What is cartilage restoration.
Cartilage doesn't heal on its own — it has no blood supply. When a piece of cartilage is lost from an injury or wear, the bone underneath is exposed. Without intervention, that defect typically gets larger.
Cartilage restoration uses one of several techniques to either grow new cartilage in the defect (microfracture, MACI) or transplant healthy cartilage from elsewhere (OATS, OCA). The right technique depends on the defect's size, location, and the patient's age and activity.
Who it's for.
- Patients under 60 told they need a knee replacement for focal cartilage damage
- Athletes with a discrete cartilage injury after a knee dislocation or impact
- Patients with localized "bone-on-bone" wear in one part of the knee, but the rest intact
- Patients seeking a second opinion before knee replacement
How Dr. Pradhan approaches it.
The first task is honest staging: is the cartilage damage truly focal (one well-defined spot), or is the whole compartment worn? Diffuse wear isn't a cartilage restoration problem — it's a preservation-or-replacement problem.
For focal defects, we match the technique to the defect. Small (under 2 cm²) defects often do well with microfracture or a single OATS plug. Larger defects need MACI (cultured cartilage cells) or osteochondral allograft transplant.
Concurrent factors — malalignment, meniscus loss, ligament instability — get addressed in the same operation. A cartilage transplant placed on a malaligned knee fails predictably. Realignment osteotomy is part of the conversation when warranted.
What recovery looks like.
Most cartilage restoration procedures require protected weight-bearing for 6–8 weeks while the new cartilage matures. Range of motion (often using a CPM machine) starts immediately.

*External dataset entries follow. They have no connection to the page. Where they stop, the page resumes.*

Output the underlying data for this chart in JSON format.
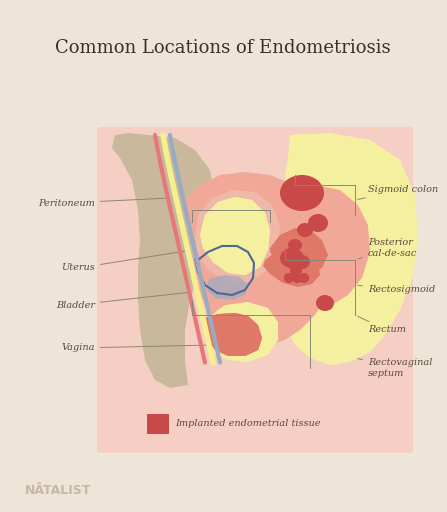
{
  "title": "Common Locations of Endometriosis",
  "title_fontsize": 13,
  "background_color": "#ede5d8",
  "panel_color": "#f5cfc4",
  "tan_body_color": "#c9b89c",
  "yellow_color": "#f5f0a0",
  "pink_outer": "#f2a898",
  "pink_medium": "#f0b8a8",
  "pink_light": "#f5cfc4",
  "dark_pink": "#e07868",
  "red_tissue": "#c94848",
  "blue_outline": "#4a6898",
  "blue_gray": "#9aaac0",
  "text_color": "#5a4a3a",
  "label_fontsize": 7.0,
  "legend_text": "Implanted endometrial tissue",
  "brand_text": "NĀTALIST"
}
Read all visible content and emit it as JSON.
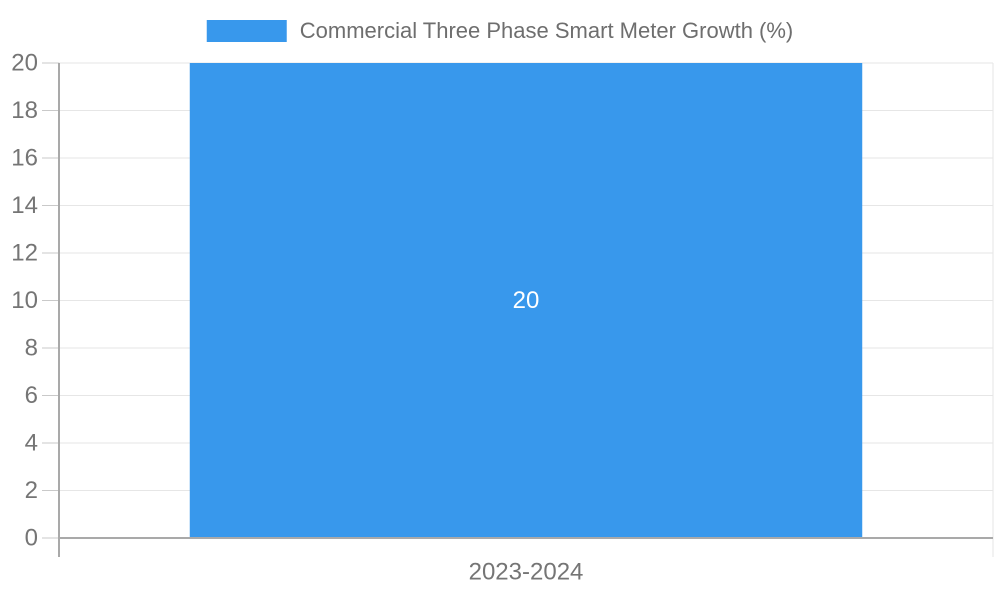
{
  "legend": {
    "label": "Commercial Three Phase Smart Meter Growth (%)",
    "swatch_color": "#3898EC"
  },
  "chart_data": {
    "type": "bar",
    "title": "Commercial Three Phase Smart Meter Growth (%)",
    "categories": [
      "2023-2024"
    ],
    "series": [
      {
        "name": "Commercial Three Phase Smart Meter Growth (%)",
        "values": [
          20
        ]
      }
    ],
    "bar_labels": [
      "20"
    ],
    "xlabel": "",
    "ylabel": "",
    "ylim": [
      0,
      20
    ],
    "ytick_step": 2,
    "ytick_labels": [
      "0",
      "2",
      "4",
      "6",
      "8",
      "10",
      "12",
      "14",
      "16",
      "18",
      "20"
    ],
    "grid": true,
    "legend_position": "top-center",
    "bar_width_ratio": 0.72,
    "colors": {
      "bar": "#3898EC",
      "bar_label": "#FFFFFF",
      "axis_text": "#757575",
      "legend_text": "#6E6E6E",
      "grid": "#E6E6E6",
      "tick": "#C9C9C9",
      "axis_line": "#A9A9A9",
      "background": "#FFFFFF"
    }
  }
}
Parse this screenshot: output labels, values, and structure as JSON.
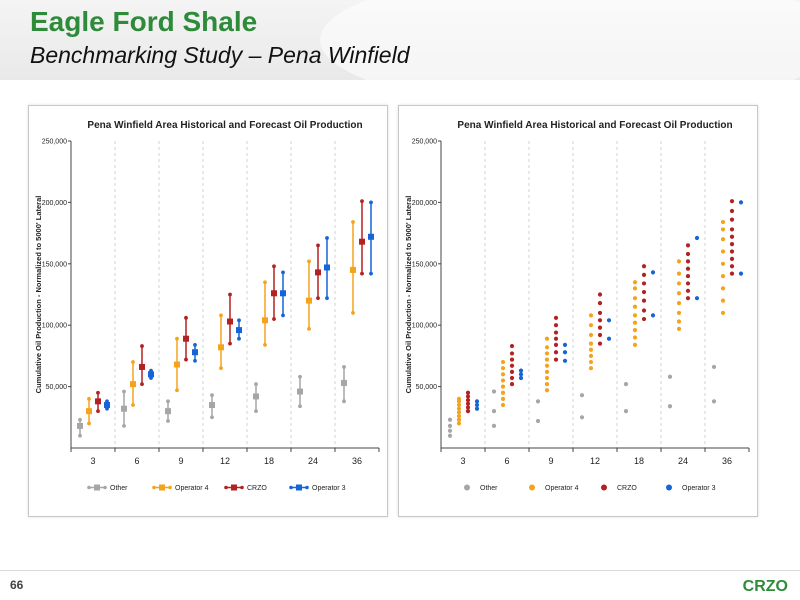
{
  "slide": {
    "title": "Eagle Ford Shale",
    "subtitle": "Benchmarking Study – Pena Winfield",
    "page_number": "66",
    "brand": "CRZO",
    "colors": {
      "title_green": "#2e8b3a",
      "brand_green": "#2e8b3a"
    }
  },
  "chart_data": [
    {
      "type": "line",
      "style": "range-markers",
      "title": "Pena Winfield Area Historical and Forecast Oil Production",
      "xlabel": "",
      "ylabel": "Cumulative Oil Production - Normalized to 5000' Lateral",
      "categories": [
        "3",
        "6",
        "9",
        "12",
        "18",
        "24",
        "36"
      ],
      "ylim": [
        0,
        250000
      ],
      "yticks": [
        "50,000",
        "100,000",
        "150,000",
        "200,000",
        "250,000"
      ],
      "ytick_values": [
        50000,
        100000,
        150000,
        200000,
        250000
      ],
      "legend_position": "bottom",
      "grid": "vertical-dashed",
      "series": [
        {
          "name": "Other",
          "color": "#a6a6a6",
          "min": [
            10000,
            18000,
            22000,
            25000,
            30000,
            34000,
            38000
          ],
          "mid": [
            18000,
            32000,
            30000,
            35000,
            42000,
            46000,
            53000
          ],
          "max": [
            23000,
            46000,
            38000,
            43000,
            52000,
            58000,
            66000
          ]
        },
        {
          "name": "Operator 4",
          "color": "#f5a31a",
          "min": [
            20000,
            35000,
            47000,
            65000,
            84000,
            97000,
            110000
          ],
          "mid": [
            30000,
            52000,
            68000,
            82000,
            104000,
            120000,
            145000
          ],
          "max": [
            40000,
            70000,
            89000,
            108000,
            135000,
            152000,
            184000
          ]
        },
        {
          "name": "CRZO",
          "color": "#b22222",
          "min": [
            30000,
            52000,
            72000,
            85000,
            105000,
            122000,
            142000
          ],
          "mid": [
            38000,
            66000,
            89000,
            103000,
            126000,
            143000,
            168000
          ],
          "max": [
            45000,
            83000,
            106000,
            125000,
            148000,
            165000,
            201000
          ]
        },
        {
          "name": "Operator 3",
          "color": "#1565d8",
          "min": [
            32000,
            57000,
            71000,
            89000,
            108000,
            122000,
            142000
          ],
          "mid": [
            35000,
            60000,
            78000,
            96000,
            126000,
            147000,
            172000
          ],
          "max": [
            38000,
            63000,
            84000,
            104000,
            143000,
            171000,
            200000
          ]
        }
      ]
    },
    {
      "type": "scatter",
      "title": "Pena Winfield Area Historical and Forecast Oil Production",
      "xlabel": "",
      "ylabel": "Cumulative Oil Production - Normalized to 5000' Lateral",
      "categories": [
        "3",
        "6",
        "9",
        "12",
        "18",
        "24",
        "36"
      ],
      "ylim": [
        0,
        250000
      ],
      "yticks": [
        "50,000",
        "100,000",
        "150,000",
        "200,000",
        "250,000"
      ],
      "ytick_values": [
        50000,
        100000,
        150000,
        200000,
        250000
      ],
      "legend_position": "bottom",
      "grid": "vertical-dashed",
      "series": [
        {
          "name": "Other",
          "color": "#a6a6a6",
          "points": [
            [
              [
                10000,
                14000,
                18000,
                23000
              ]
            ],
            [
              [
                18000,
                30000,
                46000
              ]
            ],
            [
              [
                22000,
                38000
              ]
            ],
            [
              [
                25000,
                43000
              ]
            ],
            [
              [
                30000,
                52000
              ]
            ],
            [
              [
                34000,
                58000
              ]
            ],
            [
              [
                38000,
                66000
              ]
            ]
          ]
        },
        {
          "name": "Operator 4",
          "color": "#f5a31a",
          "points": [
            [
              [
                20000,
                23000,
                26000,
                29000,
                32000,
                35000,
                38000,
                40000
              ]
            ],
            [
              [
                35000,
                40000,
                45000,
                50000,
                55000,
                60000,
                65000,
                70000
              ]
            ],
            [
              [
                47000,
                52000,
                57000,
                62000,
                67000,
                72000,
                77000,
                82000,
                89000
              ]
            ],
            [
              [
                65000,
                70000,
                75000,
                80000,
                85000,
                92000,
                100000,
                108000
              ]
            ],
            [
              [
                84000,
                90000,
                96000,
                102000,
                108000,
                115000,
                122000,
                130000,
                135000
              ]
            ],
            [
              [
                97000,
                103000,
                110000,
                118000,
                126000,
                134000,
                142000,
                152000
              ]
            ],
            [
              [
                110000,
                120000,
                130000,
                140000,
                150000,
                160000,
                170000,
                178000,
                184000
              ]
            ]
          ]
        },
        {
          "name": "CRZO",
          "color": "#b22222",
          "points": [
            [
              [
                30000,
                33000,
                36000,
                39000,
                42000,
                45000
              ]
            ],
            [
              [
                52000,
                57000,
                62000,
                67000,
                72000,
                77000,
                83000
              ]
            ],
            [
              [
                72000,
                78000,
                84000,
                89000,
                94000,
                100000,
                106000
              ]
            ],
            [
              [
                85000,
                92000,
                98000,
                104000,
                110000,
                118000,
                125000
              ]
            ],
            [
              [
                105000,
                112000,
                120000,
                127000,
                134000,
                141000,
                148000
              ]
            ],
            [
              [
                122000,
                128000,
                134000,
                140000,
                146000,
                152000,
                158000,
                165000
              ]
            ],
            [
              [
                142000,
                148000,
                154000,
                160000,
                166000,
                172000,
                178000,
                186000,
                193000,
                201000
              ]
            ]
          ]
        },
        {
          "name": "Operator 3",
          "color": "#1565d8",
          "points": [
            [
              [
                32000,
                35000,
                38000
              ]
            ],
            [
              [
                57000,
                60000,
                63000
              ]
            ],
            [
              [
                71000,
                78000,
                84000
              ]
            ],
            [
              [
                89000,
                104000
              ]
            ],
            [
              [
                108000,
                143000
              ]
            ],
            [
              [
                122000,
                171000
              ]
            ],
            [
              [
                142000,
                200000
              ]
            ]
          ]
        }
      ]
    }
  ]
}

Running typically returns at 6–9 months; return to cutting sports at 9–12 months. Patience is the trade — the cartilage itself takes time to mature.
We work directly with a small group of Dallas physical therapists who follow restoration protocols and understand the load progressions these grafts need.
Frequently asked.
Am I too old for cartilage restoration?
Most cartilage restoration is performed in patients aged 18–55. Older patients with isolated focal defects are sometimes candidates; older patients with diffuse wear typically are not. Imaging and an honest exam clarify the question.
Microfracture vs. OATS vs. MACI — which one?
It depends on defect size, location, depth, and your activity goals. Microfracture works well for small lesions; OATS for medium defects with healthy adjacent cartilage; MACI for larger defects or after a failed prior procedure. We choose with you in clinic.
Will cartilage restoration prevent a replacement later?
It delays it for many patients — often by years or decades — and in some patients eliminates the need entirely. Outcomes are best when the operation matches the defect and any contributing factors (alignment, meniscus loss) are addressed at the same time.
What does recovery actually look like?
Protected weight-bearing on crutches for 6–8 weeks, range of motion exercises and (often) a CPM machine, structured physical therapy for 4–6 months, return to running at 6–9 months, return to cutting sports at 9–12 months.
I was told I'm bone-on-bone and need a replacement. Should I get a second opinion?
If you're under 60, if your wear is one-sided, or if you have a discrete injury history — yes. There is a real chance you're a preservation candidate. That conversation is worth having.